The scene needed life. It also needed a frame of reference for scale. The closest items to the camera are about a centimeter or two, while the farthest distance shows trees as tall as 20 meters! But it was not being conveyed properly.

I brought in some dilapidated fences leading up to a rock cairn in the shadows. The fences were deliberately placed to look like they were dipping into the pond that had overflowed some of its limits. To me, such little touches add a feeling of "rural".

I brought in a short, stocky woman in a brown robe along with a taller woman in a white blouse. This was inspired directly by Disney's Robin Hood - i.e., Maid Marian and Lady Kluck. A little path was made for them to walk on.

On the far shore, a small group of European Spoonbills was added, while a flock of generic white birds flying out of trees was added to the left large trees, and another far in the forest.

For the background, I wanted a vibrant sky. Without it, the shadowy lighting could look morose. I tried using a background image normally, but it looked off, and the VRay atmospheric perspective was not being applied to it like I'd wanted.

So I made a large 16:9 flat plane in the distance. It was aligned and linked to the main camera. On it applied my bitmap with 100% self-illumination and disabled shadowing. The image itself is something I took right here at the QuadSpinner office a few years ago.

Once everything was starting to come together, I added a lot of smaller details such as varied pebble sizes, sticks, fallen leaves, etc. In some of the barren areas, sparser, thinner grass was added to show new grass expansion as opposed to just reducing the size and density of the main grass at the edges.

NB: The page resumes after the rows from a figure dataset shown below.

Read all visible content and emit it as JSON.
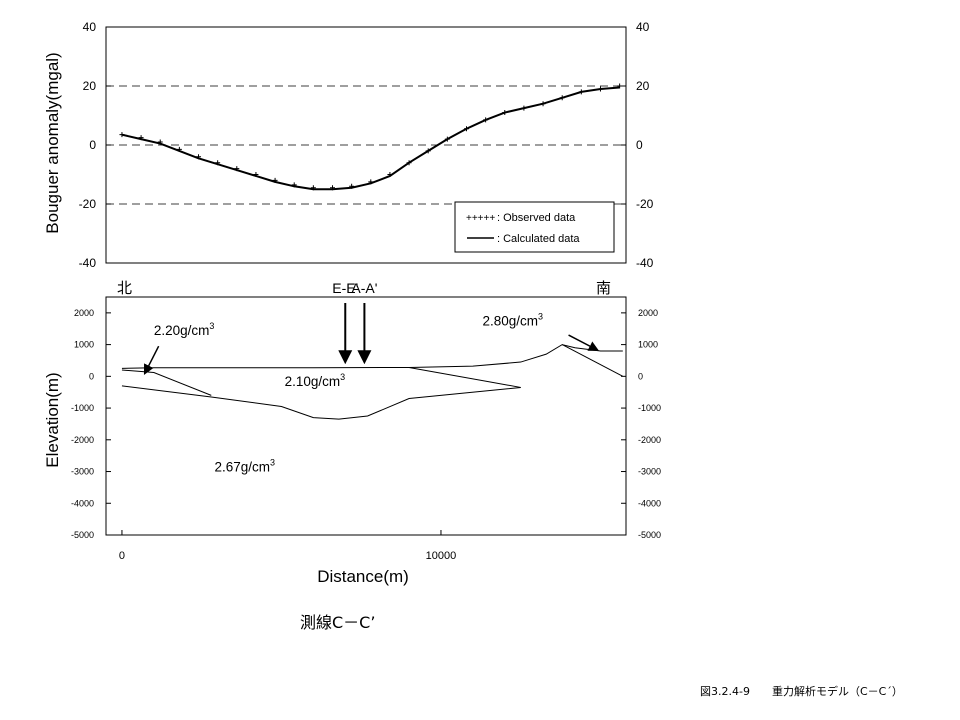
{
  "chart_data": [
    {
      "type": "line",
      "ylabel": "Bouguer anomaly(mgal)",
      "ylim": [
        -40,
        40
      ],
      "xlim": [
        -500,
        15800
      ],
      "y_ticks_left": [
        "40",
        "20",
        "0",
        "-20",
        "-40"
      ],
      "y_ticks_right": [
        "40",
        "20",
        "0",
        "-20",
        "-40"
      ],
      "y_tick_values": [
        40,
        20,
        0,
        -20,
        -40
      ],
      "dashed_gridlines_at": [
        20,
        0,
        -20
      ],
      "legend_position": "bottom-right",
      "legend": [
        {
          "marker": "+++++",
          "label": ": Observed data"
        },
        {
          "marker": "line",
          "label": ": Calculated data"
        }
      ],
      "series": [
        {
          "name": "Observed data",
          "style": "plus-markers",
          "x": [
            0,
            600,
            1200,
            1800,
            2400,
            3000,
            3600,
            4200,
            4800,
            5400,
            6000,
            6600,
            7200,
            7800,
            8400,
            9000,
            9600,
            10200,
            10800,
            11400,
            12000,
            12600,
            13200,
            13800,
            14400,
            15000,
            15600
          ],
          "y": [
            3.5,
            2.5,
            1,
            -1.5,
            -4,
            -6,
            -8,
            -10,
            -12,
            -13.5,
            -14.5,
            -14.5,
            -14,
            -12.5,
            -10,
            -6,
            -2,
            2,
            5.5,
            8.5,
            11,
            12.5,
            14,
            16,
            18,
            19,
            20
          ]
        },
        {
          "name": "Calculated data",
          "style": "solid",
          "x": [
            0,
            600,
            1200,
            1800,
            2400,
            3000,
            3600,
            4200,
            4800,
            5400,
            6000,
            6600,
            7200,
            7800,
            8400,
            9000,
            9600,
            10200,
            10800,
            11400,
            12000,
            12600,
            13200,
            13800,
            14400,
            15000,
            15600
          ],
          "y": [
            3.5,
            2,
            0.5,
            -2,
            -4.5,
            -6.5,
            -8.5,
            -10.5,
            -12.5,
            -14,
            -15,
            -15,
            -14.5,
            -13,
            -10.5,
            -6,
            -2,
            2,
            5.5,
            8.5,
            11,
            12.5,
            14,
            16,
            18,
            19,
            19.5
          ]
        }
      ]
    },
    {
      "type": "line",
      "subtype": "cross-section",
      "xlabel": "Distance(m)",
      "ylabel": "Elevation(m)",
      "xlim": [
        -500,
        15800
      ],
      "ylim": [
        -5000,
        2500
      ],
      "x_ticks": [
        "0",
        "10000"
      ],
      "x_tick_values": [
        0,
        10000
      ],
      "y_ticks_left": [
        "2000",
        "1000",
        "0",
        "-1000",
        "-2000",
        "-3000",
        "-4000",
        "-5000"
      ],
      "y_ticks_right": [
        "2000",
        "1000",
        "0",
        "-1000",
        "-2000",
        "-3000",
        "-4000",
        "-5000"
      ],
      "y_tick_values": [
        2000,
        1000,
        0,
        -1000,
        -2000,
        -3000,
        -4000,
        -5000
      ],
      "direction_labels": {
        "left": "北",
        "right": "南"
      },
      "section_markers": [
        {
          "label": "E-E'",
          "x": 7000
        },
        {
          "label": "A-A'",
          "x": 7600
        }
      ],
      "boundaries": [
        {
          "name": "topography",
          "x": [
            0,
            1000,
            3000,
            6000,
            9000,
            11000,
            12500,
            13300,
            13800,
            14200,
            15000,
            15700
          ],
          "y": [
            250,
            270,
            270,
            270,
            280,
            320,
            450,
            700,
            1000,
            900,
            800,
            800
          ]
        },
        {
          "name": "block-2.20-base",
          "x": [
            0,
            1000,
            2800
          ],
          "y": [
            200,
            120,
            -600
          ]
        },
        {
          "name": "basin-base",
          "x": [
            0,
            2800,
            5000,
            6000,
            6800,
            7700,
            9000,
            12500
          ],
          "y": [
            -300,
            -650,
            -950,
            -1300,
            -1350,
            -1250,
            -700,
            -350
          ]
        },
        {
          "name": "block-2.10-lower-edge",
          "x": [
            9000,
            12500
          ],
          "y": [
            280,
            -350
          ]
        },
        {
          "name": "block-2.80-base",
          "x": [
            13800,
            15700
          ],
          "y": [
            1000,
            0
          ]
        }
      ],
      "density_labels": [
        {
          "text": "2.20g/cm",
          "sup": "3",
          "x": 1000,
          "y": 1300
        },
        {
          "text": "2.10g/cm",
          "sup": "3",
          "x": 5100,
          "y": -300
        },
        {
          "text": "2.67g/cm",
          "sup": "3",
          "x": 2900,
          "y": -3000
        },
        {
          "text": "2.80g/cm",
          "sup": "3",
          "x": 11300,
          "y": 1600
        }
      ]
    }
  ],
  "caption": "測線C－C’",
  "figure_caption": "図3.2.4-9　　重力解析モデル（C－C´）"
}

Throughout all these changes, I made several "clouds" or weirdly shaped sunlight blockers and strategically kept changing them to give me the right kind of shadows across the entire scene. These extremely simple objects more or less shape the feel of the scene!

Marian was replaced by another hooded woman. And the rock cairn was replaced by graves. It made more sense to have nuns visiting graves at the edge of a village than two people out on a stroll.

With some more tweaking of shadows and trees here and there in the distance, the scene was finally complete!